Вот что теперь умеют люди: успокаивать себя, вместо того, чтобы болезненно прорываться к истине. Этому научилась и я. Он меня научил.
Часть 6. Защита не нужна.
20 октября, вт
Незачем было жить в ожидании очередных проблем. Так я и делала. Казалось даже, что Шахов где-то потерялся, нашёл себе головную боль поострее. Если два месяца были сроком, достаточным для вынесения вердикта, то последствий от вспышки ярости Князя не было. Мне хотелось верить, что уже и не будет.
Едва передвигая ногами в новых туфлях, я забрела в кабинет босса.
– Натирают? – спросил владелец Опиума. Он сидел по центру кожаного диванчика, откинув голову и распластав по сторонам ноги и руки.
– Совсем немного жмут. – Я по очереди стащила с ног черные лакированные лодочки и глубоко вздохнула, закатив глаза от удовольствия. Затем подошла и уселась прямо Дане на живот, подождала, пока он напряжет пресс и завалилась назад, в точности повторив его позу, только голову уложила ему на плечо.
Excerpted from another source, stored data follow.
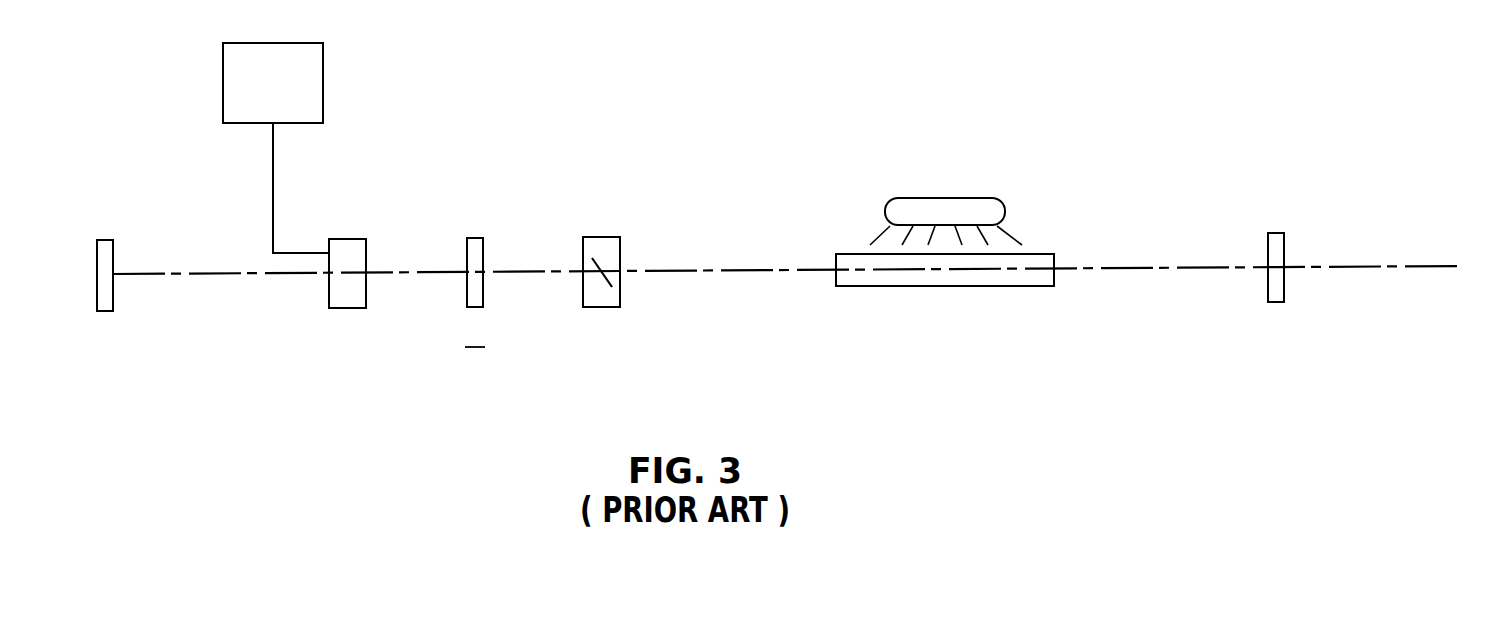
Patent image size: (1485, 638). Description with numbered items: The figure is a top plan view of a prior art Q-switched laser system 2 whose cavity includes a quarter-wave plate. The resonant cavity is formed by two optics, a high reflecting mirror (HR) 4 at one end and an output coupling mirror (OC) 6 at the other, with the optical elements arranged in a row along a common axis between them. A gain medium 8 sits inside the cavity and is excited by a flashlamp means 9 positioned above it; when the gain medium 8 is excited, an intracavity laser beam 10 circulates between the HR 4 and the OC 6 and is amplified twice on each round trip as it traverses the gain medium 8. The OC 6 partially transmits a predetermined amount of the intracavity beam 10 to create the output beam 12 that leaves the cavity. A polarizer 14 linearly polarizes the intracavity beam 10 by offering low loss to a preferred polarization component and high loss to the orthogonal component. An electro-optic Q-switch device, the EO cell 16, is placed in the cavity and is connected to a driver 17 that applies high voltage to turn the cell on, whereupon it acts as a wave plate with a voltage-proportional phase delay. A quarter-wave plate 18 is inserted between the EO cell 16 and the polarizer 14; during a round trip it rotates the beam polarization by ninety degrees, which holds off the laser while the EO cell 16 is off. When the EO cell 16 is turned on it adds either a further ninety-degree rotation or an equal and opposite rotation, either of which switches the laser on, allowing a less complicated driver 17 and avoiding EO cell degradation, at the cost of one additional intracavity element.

The Q-switched laser system 2 is at (1099, 87).
The high reflecting mirror (HR) 4 is at (105, 240).
The output coupling mirror (OC) 6 is at (1275, 233).
The gain medium 8 is at (1040, 254).
The flashlamp means 9 is at (990, 197).
The intracavity laser beam 10 is at (1157, 268).
The output beam 12 is at (1387, 267).
The polarizer 14 is at (607, 237).
The electro-optic Q-switch device (EO cell) 16 is at (346, 239).
The driver 17 is at (321, 63).
The quarter-wave plate 18 is at (475, 238).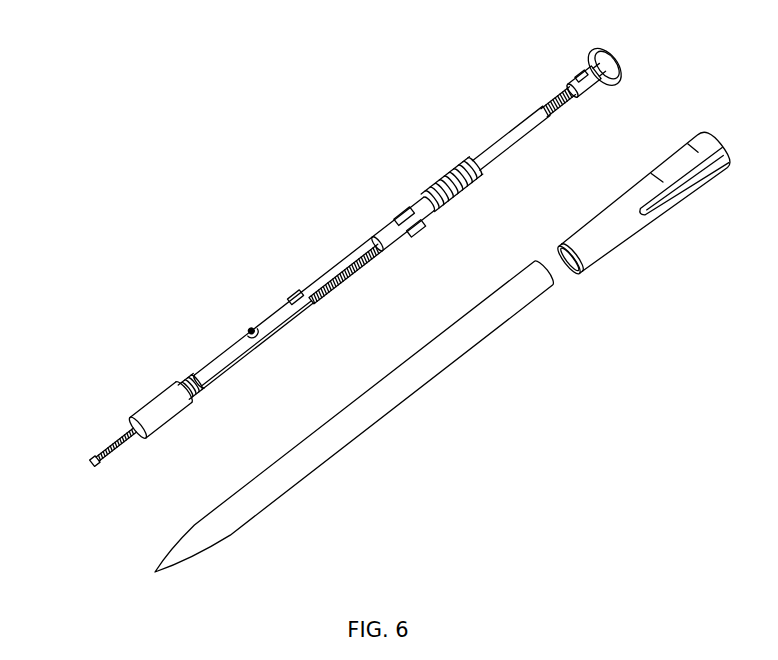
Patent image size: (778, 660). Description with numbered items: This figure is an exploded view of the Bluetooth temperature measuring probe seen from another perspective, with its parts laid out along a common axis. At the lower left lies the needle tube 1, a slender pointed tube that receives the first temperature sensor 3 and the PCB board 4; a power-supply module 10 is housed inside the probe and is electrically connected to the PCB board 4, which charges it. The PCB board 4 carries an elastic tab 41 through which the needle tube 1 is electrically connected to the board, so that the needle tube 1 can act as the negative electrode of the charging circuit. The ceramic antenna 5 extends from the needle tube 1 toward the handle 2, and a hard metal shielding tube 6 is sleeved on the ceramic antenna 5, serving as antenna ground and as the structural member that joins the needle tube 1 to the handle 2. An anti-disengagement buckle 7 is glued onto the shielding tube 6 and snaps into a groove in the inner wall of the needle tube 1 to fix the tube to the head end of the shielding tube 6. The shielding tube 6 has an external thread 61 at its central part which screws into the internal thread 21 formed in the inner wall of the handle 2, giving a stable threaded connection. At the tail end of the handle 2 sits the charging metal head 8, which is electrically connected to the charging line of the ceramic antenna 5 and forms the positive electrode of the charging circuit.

The needle tube 1 is at (417, 370).
The handle 2 is at (625, 228).
The internal thread 21 is at (570, 272).
The first temperature sensor 3 is at (93, 453).
The power-supply module 10 is at (162, 408).
The PCB board 4 is at (212, 362).
The elastic tab 41 is at (250, 320).
The anti-disengagement buckle 7 is at (410, 193).
The external thread 61 is at (460, 163).
The shielding tube 6 is at (507, 140).
The ceramic antenna 5 is at (546, 98).
The charging metal head 8 is at (583, 63).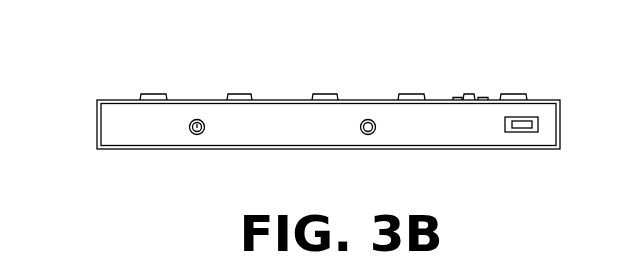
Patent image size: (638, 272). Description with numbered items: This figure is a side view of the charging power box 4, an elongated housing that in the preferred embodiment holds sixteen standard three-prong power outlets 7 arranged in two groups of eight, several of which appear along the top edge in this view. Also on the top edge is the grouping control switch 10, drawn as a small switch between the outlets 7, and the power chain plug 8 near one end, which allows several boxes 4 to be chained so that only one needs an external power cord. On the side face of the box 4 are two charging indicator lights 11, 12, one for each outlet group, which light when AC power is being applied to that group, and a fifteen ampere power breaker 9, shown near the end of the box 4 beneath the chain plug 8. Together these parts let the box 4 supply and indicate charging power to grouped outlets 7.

The charging power box 4 is at (119, 97).
The power outlets 7 is at (237, 93).
The power chain plug 8 is at (519, 86).
The power breaker 9 is at (523, 121).
The grouping control switch 10 is at (469, 84).
The charging indicator light 11 is at (197, 119).
The charging indicator light 12 is at (368, 119).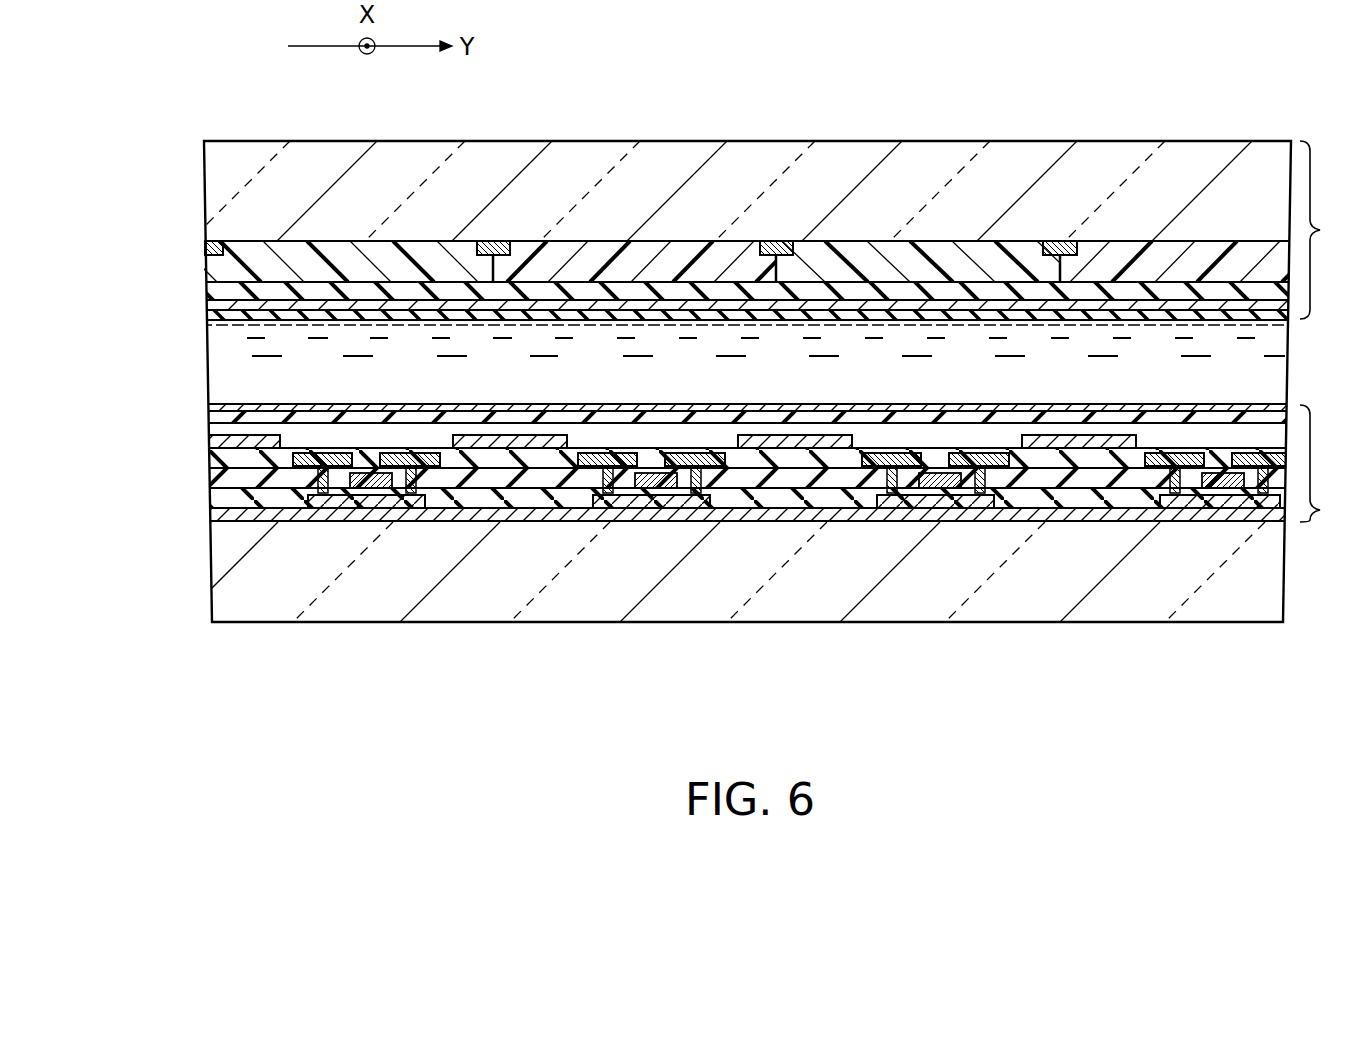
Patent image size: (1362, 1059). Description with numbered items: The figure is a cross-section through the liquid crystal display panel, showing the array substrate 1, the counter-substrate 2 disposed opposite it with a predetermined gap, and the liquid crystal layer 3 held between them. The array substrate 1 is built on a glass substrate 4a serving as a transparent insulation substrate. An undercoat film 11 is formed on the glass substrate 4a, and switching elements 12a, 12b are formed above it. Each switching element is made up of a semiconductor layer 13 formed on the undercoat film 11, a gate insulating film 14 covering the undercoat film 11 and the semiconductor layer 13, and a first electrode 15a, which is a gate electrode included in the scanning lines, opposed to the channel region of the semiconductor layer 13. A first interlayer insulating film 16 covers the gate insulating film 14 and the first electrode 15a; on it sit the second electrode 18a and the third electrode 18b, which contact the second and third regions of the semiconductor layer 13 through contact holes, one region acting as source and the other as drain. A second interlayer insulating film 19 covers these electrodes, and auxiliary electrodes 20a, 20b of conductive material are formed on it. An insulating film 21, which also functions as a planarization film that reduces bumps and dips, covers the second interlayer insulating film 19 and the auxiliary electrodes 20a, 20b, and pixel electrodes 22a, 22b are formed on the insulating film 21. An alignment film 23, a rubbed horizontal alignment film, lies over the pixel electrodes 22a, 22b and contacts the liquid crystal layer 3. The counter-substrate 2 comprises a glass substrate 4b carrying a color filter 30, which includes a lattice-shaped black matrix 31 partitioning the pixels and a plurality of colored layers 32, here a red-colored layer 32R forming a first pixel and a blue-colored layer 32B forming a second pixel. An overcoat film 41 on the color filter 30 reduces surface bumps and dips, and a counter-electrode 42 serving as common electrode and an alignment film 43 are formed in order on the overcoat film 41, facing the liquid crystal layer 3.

The array substrate 1 is at (772, 513).
The counter-substrate 2 is at (772, 231).
The liquid crystal layer 3 is at (1273, 352).
The glass substrate 4a is at (216, 570).
The glass substrate 4b is at (215, 190).
The undercoat film 11 is at (212, 513).
The switching element 12a is at (622, 538).
The switching element 12b is at (335, 538).
The semiconductor layer 13 is at (395, 508).
The gate insulating film 14 is at (212, 495).
The first electrode 15a is at (366, 488).
The first interlayer insulating film 16 is at (212, 475).
The second electrode 18a is at (305, 467).
The third electrode 18b is at (430, 467).
The second interlayer insulating film 19 is at (210, 455).
The auxiliary electrode 20a is at (500, 450).
The auxiliary electrode 20b is at (812, 450).
The insulating film 21 is at (208, 418).
The pixel electrode 22a is at (656, 412).
The pixel electrode 22b is at (396, 412).
The alignment film 23 is at (206, 406).
The color filter 30 is at (714, 190).
The black matrix 31 is at (493, 242).
The colored layer 32 is at (749, 190).
The blue-colored layer 32B is at (352, 257).
The red-colored layer 32R is at (640, 262).
The overcoat film 41 is at (205, 290).
The counter-electrode 42 is at (205, 305).
The alignment film 43 is at (212, 316).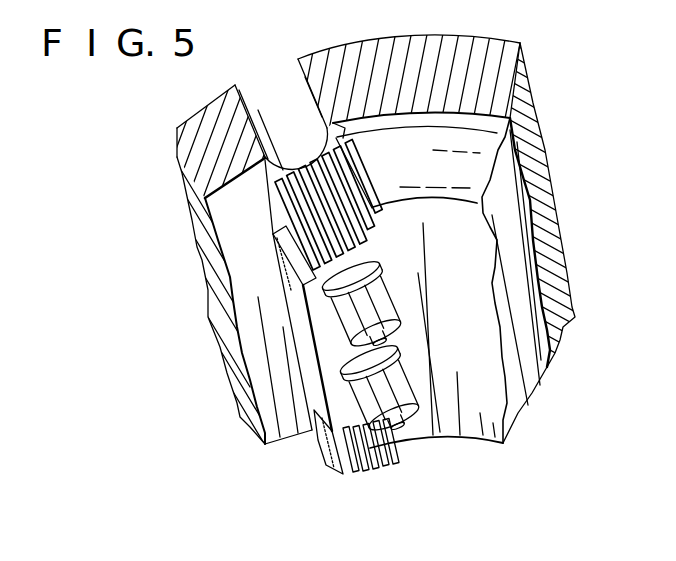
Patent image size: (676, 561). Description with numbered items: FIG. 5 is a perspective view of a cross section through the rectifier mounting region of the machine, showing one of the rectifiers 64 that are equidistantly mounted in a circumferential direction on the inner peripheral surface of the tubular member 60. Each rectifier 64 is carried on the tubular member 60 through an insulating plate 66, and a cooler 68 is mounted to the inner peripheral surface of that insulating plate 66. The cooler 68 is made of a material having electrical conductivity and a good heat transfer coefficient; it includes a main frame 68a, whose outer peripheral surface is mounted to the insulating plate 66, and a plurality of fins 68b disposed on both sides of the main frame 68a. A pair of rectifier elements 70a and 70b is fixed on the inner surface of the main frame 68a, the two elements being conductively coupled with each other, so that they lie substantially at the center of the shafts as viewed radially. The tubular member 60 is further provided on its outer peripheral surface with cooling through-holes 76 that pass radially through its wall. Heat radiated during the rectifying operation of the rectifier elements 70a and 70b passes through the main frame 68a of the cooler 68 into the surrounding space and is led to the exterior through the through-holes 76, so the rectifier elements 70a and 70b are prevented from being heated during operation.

The tubular member 60 is at (474, 38).
The rectifier 64 is at (298, 342).
The insulating plate 66 is at (524, 168).
The cooler 68 is at (288, 292).
The main frame 68a is at (452, 438).
The fins 68b is at (288, 206).
The rectifier element 70a is at (405, 388).
The rectifier element 70b is at (392, 297).
The cooling through-hole 76 is at (274, 113).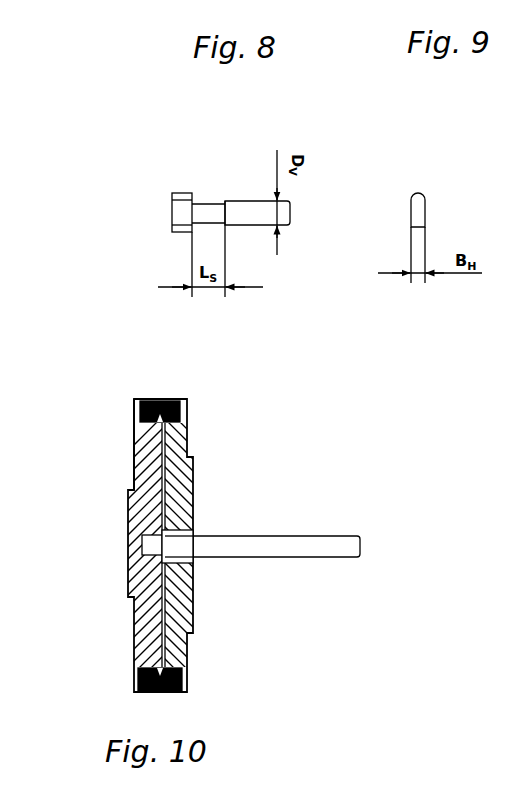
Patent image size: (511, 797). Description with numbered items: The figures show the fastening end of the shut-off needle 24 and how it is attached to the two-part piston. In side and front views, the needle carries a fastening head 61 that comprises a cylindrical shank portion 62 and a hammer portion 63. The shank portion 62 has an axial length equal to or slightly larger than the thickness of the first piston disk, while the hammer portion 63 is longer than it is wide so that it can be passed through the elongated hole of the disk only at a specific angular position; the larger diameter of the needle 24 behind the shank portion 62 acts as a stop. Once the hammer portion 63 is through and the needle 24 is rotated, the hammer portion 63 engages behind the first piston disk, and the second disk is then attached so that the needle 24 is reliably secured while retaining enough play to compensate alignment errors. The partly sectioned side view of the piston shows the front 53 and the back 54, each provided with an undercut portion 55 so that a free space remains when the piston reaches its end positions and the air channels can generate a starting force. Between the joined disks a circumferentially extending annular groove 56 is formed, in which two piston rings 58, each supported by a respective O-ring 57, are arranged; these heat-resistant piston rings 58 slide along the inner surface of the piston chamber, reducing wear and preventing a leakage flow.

In FIG. 8, the shut-off needle 24 is at (254, 210).
In FIG. 10, the shut-off needle 24 is at (282, 547).
In FIG. 10, the front of the piston 53 is at (195, 595).
In FIG. 10, the back of the piston 54 is at (135, 635).
In FIG. 10, the undercut portion 55 is at (196, 455).
In FIG. 10, the annular groove 56 is at (137, 428).
In FIG. 10, the O-ring 57 is at (183, 682).
In FIG. 10, the piston ring 58 is at (144, 379).
In FIG. 8, the fastening head 61 is at (203, 177).
In FIG. 9, the fastening head 61 is at (447, 174).
In FIG. 8, the cylindrical shank portion 62 is at (207, 210).
In FIG. 10, the cylindrical shank portion 62 is at (193, 533).
In FIG. 8, the hammer portion 63 is at (182, 213).
In FIG. 9, the hammer portion 63 is at (420, 215).
In FIG. 10, the hammer portion 63 is at (150, 545).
– Ты закончила? – спросил он, обвив меня руками за талию.
– Да, а ты?
– Выезжаю на встречу к девяти утра. Нужно собирать покупателей новой партии.
Я никак не показала на лице недовольства, понимая, что он всё же видит меня боковым зрением.
– Тогда буду ждать тебя дома. – Я широко и звонко зевнула, а Даня прижался носом к моим волосам и, втянул их запах. Смесь духов, шампуня и бальзама, если от них хоть что-то осталось после насыщенной клубной ночи.
– Не жди, спи. – Его ладонь стала поглаживать мой живот, и этот жест, на первый взгляд успокаивающий, заставил меня ощутить неловкость.
– Ты хочешь детей? – вдруг выпалила я. Его рука не замерла, а спустилась ниже, объясняя, что смысл этих движений совсем иной.
– У меня сто сорок шесть детей, Рита. – Выдохнул он и снова обвил меня за талию.
– Считаешь всех сотрудников своими детьми? – Я расплылась в улыбке, вовсе не удивляясь его отношению к этим людям. Даня согласно кивнул. – А я одна из них?
– Нет, ты теперь их мать.
– Спасибо, – я вжалась в его плечо и довольно долго молчала, прежде чем договорить, – за то, что принимаешь меня с этим изъяном.
– Это не изъян, – возразил он, тоже немного подумав. – Это часть тебя и она не способна сделать тебя хуже.